Compliance and quality improvement efforts have added to that paperwork, noted British Medical Association President Dr. Dinesh Bhugra. Meanwhile, “the practice of medicine has become incredible complex and much more mechanical.”

According to Dr. Anthony Suchman, a health services researcher at Rochester University, the current system is “perfectly designed to cause burnout.”

Even the way many people think about health organizations as machines “creates these expectations of external control that are unrealistic and create a lot of anxiety,” he said. It may be more helpful to approach changing health systems like changing a conversation, “by participating in it differently.”

That means paying attention to patterns in how people relate to each other within an organization and taking small, consistent steps to shift that narrative, Suchman explained. “Anything you think of as a big pattern are just an amalgam of small things happening moment to moment, so if we want to change the culture of an organization we have to start right here, right now.”

Change can start with a single person speaking out about a problem and finding a few other people who feel the same to share experiments and solutions, he said.

At Western University, internal medicine residents used the results of a wellness survey as a spark for more meaningful conversations between trainees. “The easiest events to create are fun and relaxing but if that’s all we do the benefits tend to be transient and superficial,” said Dr.
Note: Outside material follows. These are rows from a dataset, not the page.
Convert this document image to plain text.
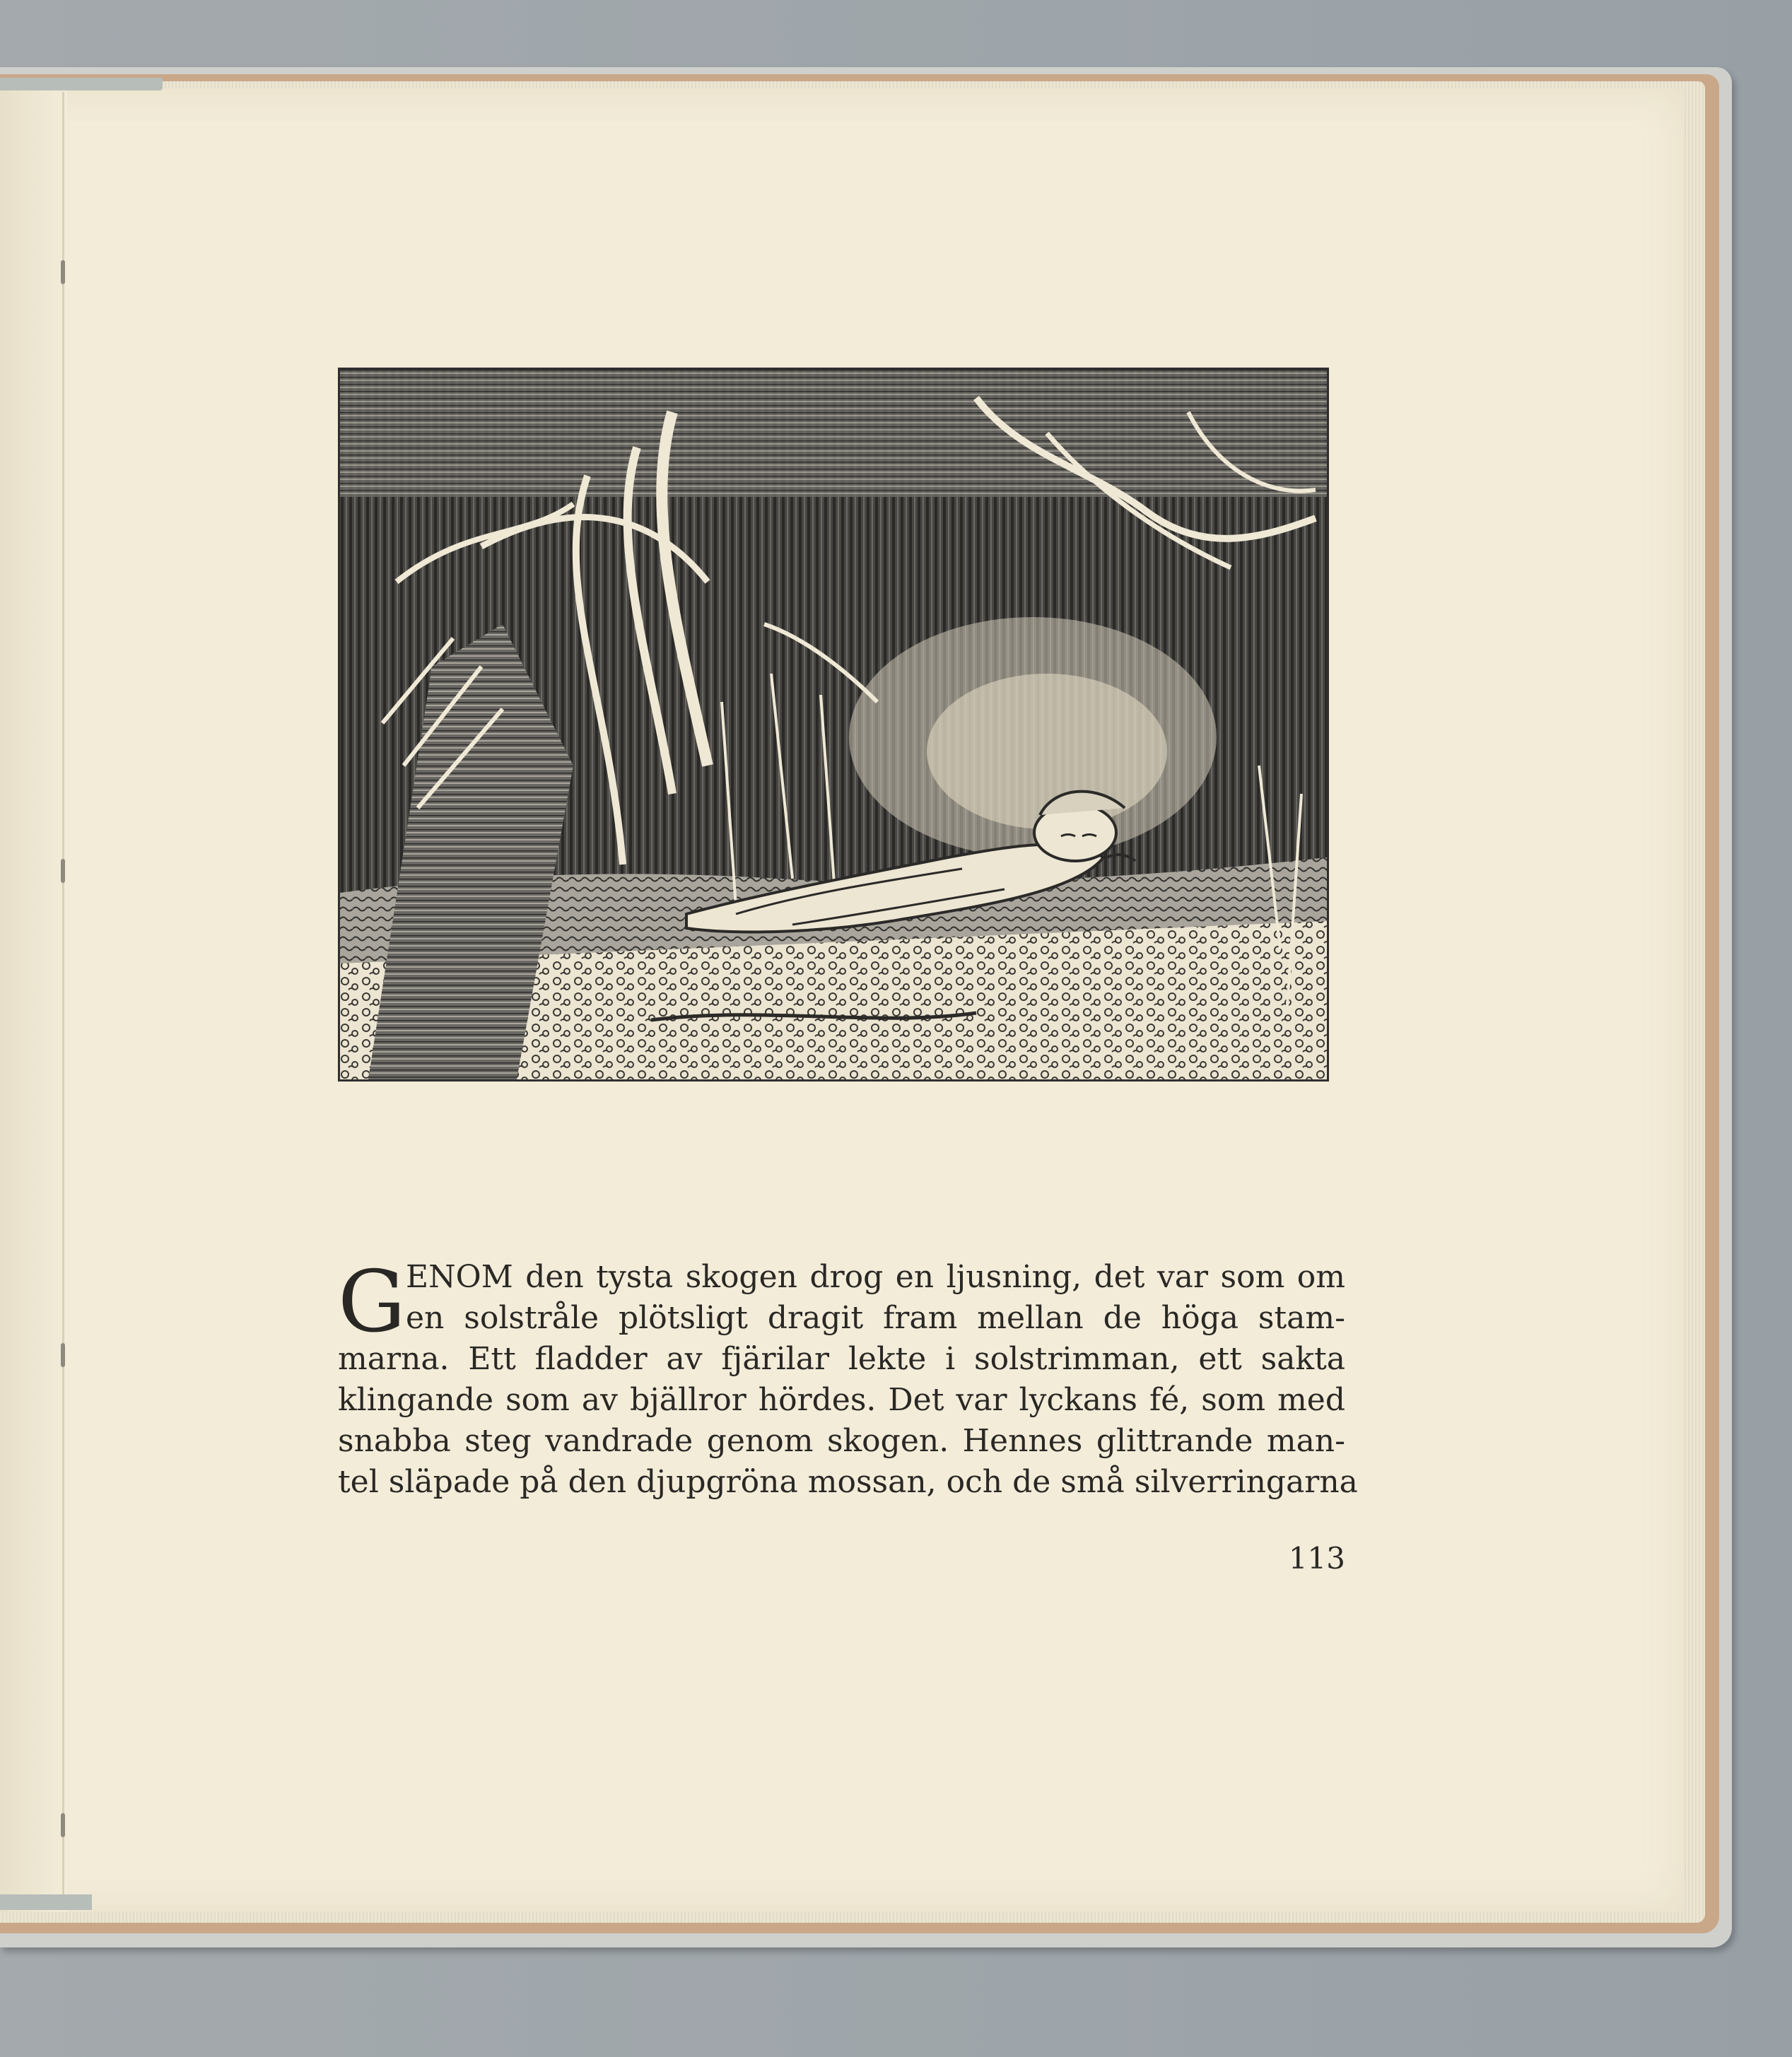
G ENOM den tysta skogen drog en ljusning, det var som om
en solstråle plötsligt dragit fram mellan de höga stam-
marna. Ett fladder av fjärilar lekte i solstrimman, ett sakta
klingande som av bjällror hördes. Det var lyckans fé, som med
snabba steg vandrade genom skogen. Hennes glittrande man-
tel släpade på den djupgröna mossan, och de små silverringarna
113
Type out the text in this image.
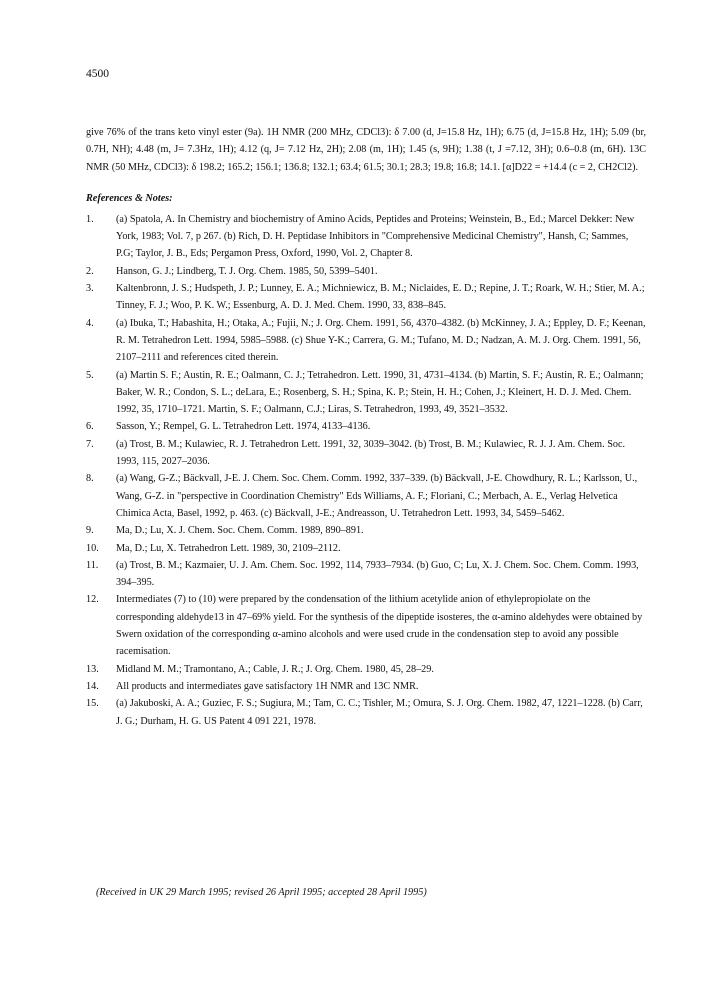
4500

give 76% of the trans keto vinyl ester (9a). 1H NMR (200 MHz, CDCl3): δ 7.00 (d, J=15.8 Hz, 1H); 6.75 (d, J=15.8 Hz, 1H); 5.09 (br, 0.7H, NH); 4.48 (m, J= 7.3Hz, 1H); 4.12 (q, J= 7.12 Hz, 2H); 2.08 (m, 1H); 1.45 (s, 9H); 1.38 (t, J =7.12, 3H); 0.6–0.8 (m, 6H). 13C NMR (50 MHz, CDCl3): δ 198.2; 165.2; 156.1; 136.8; 132.1; 63.4; 61.5; 30.1; 28.3; 19.8; 16.8; 14.1. [α]D22 = +14.4 (c = 2, CH2Cl2).

References & Notes:
1.	(a) Spatola, A. In Chemistry and biochemistry of Amino Acids, Peptides and Proteins; Weinstein, B., Ed.; Marcel Dekker: New York, 1983; Vol. 7, p 267. (b) Rich, D. H. Peptidase Inhibitors in "Comprehensive Medicinal Chemistry", Hansh, C; Sammes, P.G; Taylor, J. B., Eds; Pergamon Press, Oxford, 1990, Vol. 2, Chapter 8.
2.	Hanson, G. J.; Lindberg, T. J. Org. Chem. 1985, 50, 5399–5401.
3.	Kaltenbronn, J. S.; Hudspeth, J. P.; Lunney, E. A.; Michniewicz, B. M.; Niclaides, E. D.; Repine, J. T.; Roark, W. H.; Stier, M. A.; Tinney, F. J.; Woo, P. K. W.; Essenburg, A. D. J. Med. Chem. 1990, 33, 838–845.
4.	(a) Ibuka, T.; Habashita, H.; Otaka, A.; Fujii, N.; J. Org. Chem. 1991, 56, 4370–4382. (b) McKinney, J. A.; Eppley, D. F.; Keenan, R. M. Tetrahedron Lett. 1994, 5985–5988. (c) Shue Y-K.; Carrera, G. M.; Tufano, M. D.; Nadzan, A. M. J. Org. Chem. 1991, 56, 2107–2111 and references cited therein.
5.	(a) Martin S. F.; Austin, R. E.; Oalmann, C. J.; Tetrahedron. Lett. 1990, 31, 4731–4134. (b) Martin, S. F.; Austin, R. E.; Oalmann; Baker, W. R.; Condon, S. L.; deLara, E.; Rosenberg, S. H.; Spina, K. P.; Stein, H. H.; Cohen, J.; Kleinert, H. D. J. Med. Chem. 1992, 35, 1710–1721. Martin, S. F.; Oalmann, C.J.; Liras, S. Tetrahedron, 1993, 49, 3521–3532.
6.	Sasson, Y.; Rempel, G. L. Tetrahedron Lett. 1974, 4133–4136.
7.	(a) Trost, B. M.; Kulawiec, R. J. Tetrahedron Lett. 1991, 32, 3039–3042. (b) Trost, B. M.; Kulawiec, R. J. J. Am. Chem. Soc. 1993, 115, 2027–2036.
8.	(a) Wang, G-Z.; Bäckvall, J-E. J. Chem. Soc. Chem. Comm. 1992, 337–339. (b) Bäckvall, J-E. Chowdhury, R. L.; Karlsson, U., Wang, G-Z. in "perspective in Coordination Chemistry" Eds Williams, A. F.; Floriani, C.; Merbach, A. E., Verlag Helvetica Chimica Acta, Basel, 1992, p. 463. (c) Bäckvall, J-E.; Andreasson, U. Tetrahedron Lett. 1993, 34, 5459–5462.
9.	Ma, D.; Lu, X. J. Chem. Soc. Chem. Comm. 1989, 890–891.
10.	Ma, D.; Lu, X. Tetrahedron Lett. 1989, 30, 2109–2112.
11.	(a) Trost, B. M.; Kazmaier, U. J. Am. Chem. Soc. 1992, 114, 7933–7934. (b) Guo, C; Lu, X. J. Chem. Soc. Chem. Comm. 1993, 394–395.
12.	Intermediates (7) to (10) were prepared by the condensation of the lithium acetylide anion of ethylepropiolate on the corresponding aldehyde13 in 47–69% yield. For the synthesis of the dipeptide isosteres, the α-amino aldehydes were obtained by Swern oxidation of the corresponding α-amino alcohols and were used crude in the condensation step to avoid any possible racemisation.
13.	Midland M. M.; Tramontano, A.; Cable, J. R.; J. Org. Chem. 1980, 45, 28–29.
14.	All products and intermediates gave satisfactory 1H NMR and 13C NMR.
15.	(a) Jakuboski, A. A.; Guziec, F. S.; Sugiura, M.; Tam, C. C.; Tishler, M.; Omura, S. J. Org. Chem. 1982, 47, 1221–1228. (b) Carr, J. G.; Durham, H. G. US Patent 4 091 221, 1978.
(Received in UK 29 March 1995; revised 26 April 1995; accepted 28 April 1995)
Linda Wang, who helped to organize a wellness week at Western, including a half-day debriefing event focused on sharing personal stories and experiences. “It is being vulnerable with each other that builds trust, real relationships and community so we’re not all just alone working together.”

At the debriefing event, Wang shared the results of a survey of Western’s internal medicine residents that found 84% had felt inadequate compared to peers and about half had felt bullied or intimidated on the job. Two consultants also shared stories about similar struggles in their own careers.

All the participants “agreed or strongly agreed they gained perspective, felt more comfortable talking to colleagues about difficult experiences and would like this initiative to continue,” Wang said. “Ultimately, we hope to foster an environment where these formal opportunities are not necessary.”

In a recent statement, the CMA called on physicians, organizations and systems to share responsibility for promoting a “vibrant and engaged profession.”

For individual doctors, this means committing to self-care and supporting peers. The medical profession must also commit to fostering a culture of wellness, which would include eliminating stigma, policies and practices that prevent doctors from seeking help. Meanwhile, health systems and organizations have a responsibility to develop and promote supports, including occupational health standards for physicians like those afforded other workers.

For its part, the CMA has created a new department of physician health, with a dedicated vice president and increased resources. The association also recently launched a wellness ambassador program for trainees and is working with the Royal College of Physicians and Surgeons of Canada to strengthen accreditation standards for wellness in medical schools and residency programs.